Even if one grants that problem officers are a small minority among the vast majority of good cops, our current systems for holding police officers accountable are ineffective from top to bottom. Administrative discipline for misconduct is largely shielded from public view and very rarely results in officer termination. Criminal charges for on-duty misconduct is even rarer, despite some high-profile arrests of officers caught on camera. And the doctrine of qualified immunity has rendered civil remedy even more rare than it otherwise may be. As a result, people who don’t trust the police after they or someone they know have been abused have little reason to change their minds.

But what researchers and residents know about how police generally operate undermines the “bad apples” hypothesis. Aggressive policing that is focused almost exclusively in black and brown neighborhoods is racial subjugation in effect, if not necessarily in intention. Dismissing such complaints as “not constructive” relieves the police of their obligation to face the harsh consequences of their actions. Without an acknowledgment of the wrongs of the past and present, there is little realistic hope for establishing police legitimacy in the future.

Moreover, while many police departments are primarily guilty of implementing bad policy in good faith, some departments are corrupt or significantly captured by self-serving officers that they can operate with near impunity. As the saying goes, “culture eats policy for breakfast,” and too many departments have toxic cultures that are flatly incompatible with establishing the fairness and legitimacy Abt rightly prescribes. As such, those communities whose police departments have long histories of corruption and torture will likely have to rely heavily on nongovernmental methods to reduce violence without significant police involvement. If readers are to take Abt’s triage metaphor seriously, and they should, dismantling and reconstructing the most problematic police departments must be part of the long-term care of those communities.

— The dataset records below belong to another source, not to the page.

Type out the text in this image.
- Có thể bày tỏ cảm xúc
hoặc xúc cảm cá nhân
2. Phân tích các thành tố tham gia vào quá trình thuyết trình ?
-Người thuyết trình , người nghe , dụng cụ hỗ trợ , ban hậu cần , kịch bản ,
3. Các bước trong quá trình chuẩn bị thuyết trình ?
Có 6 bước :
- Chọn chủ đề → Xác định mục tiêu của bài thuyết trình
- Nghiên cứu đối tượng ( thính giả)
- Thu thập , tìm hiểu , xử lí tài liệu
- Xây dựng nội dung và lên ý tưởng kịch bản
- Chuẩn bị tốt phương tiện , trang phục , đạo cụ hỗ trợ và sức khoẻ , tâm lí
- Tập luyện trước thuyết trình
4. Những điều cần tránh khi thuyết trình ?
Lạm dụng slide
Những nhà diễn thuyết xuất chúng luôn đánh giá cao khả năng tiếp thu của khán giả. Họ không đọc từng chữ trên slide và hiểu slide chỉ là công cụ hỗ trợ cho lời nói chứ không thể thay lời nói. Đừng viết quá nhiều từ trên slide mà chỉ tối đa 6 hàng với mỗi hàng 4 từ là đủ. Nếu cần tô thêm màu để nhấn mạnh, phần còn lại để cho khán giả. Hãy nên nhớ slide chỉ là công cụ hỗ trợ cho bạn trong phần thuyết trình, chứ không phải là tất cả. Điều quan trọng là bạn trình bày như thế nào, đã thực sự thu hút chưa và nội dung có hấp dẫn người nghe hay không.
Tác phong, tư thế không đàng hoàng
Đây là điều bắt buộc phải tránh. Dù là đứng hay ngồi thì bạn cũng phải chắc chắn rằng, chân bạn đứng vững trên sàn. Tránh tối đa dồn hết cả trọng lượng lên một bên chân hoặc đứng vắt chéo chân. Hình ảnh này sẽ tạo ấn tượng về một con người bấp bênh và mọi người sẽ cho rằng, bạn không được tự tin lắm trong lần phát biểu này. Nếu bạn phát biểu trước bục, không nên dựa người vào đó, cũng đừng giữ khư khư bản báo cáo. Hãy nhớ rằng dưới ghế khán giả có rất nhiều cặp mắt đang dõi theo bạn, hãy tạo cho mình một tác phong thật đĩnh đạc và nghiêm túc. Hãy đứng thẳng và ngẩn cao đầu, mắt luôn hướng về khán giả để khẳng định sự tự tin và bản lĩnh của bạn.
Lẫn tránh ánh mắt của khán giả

Bleeding Out is an ambitious book that provides a welcomed context to the problem of urban violence. Abt commendably collects and accessibly presents the broad array of academic literature and practical studies to prescribe necessary changes to how we think about and address violent crime. Abt correctly recognizes the perceptions of the illegitimacy of American police, particularly by black Americans, but he misplaces the responsibility to fix that perception onto activists and critics rather than the police themselves. Where the police are competent to adjust and cooperate to community needs, the onus is on them to prove it. Where police are not able to do so, they must be removed and replaced — or, at least, they must get out of the way.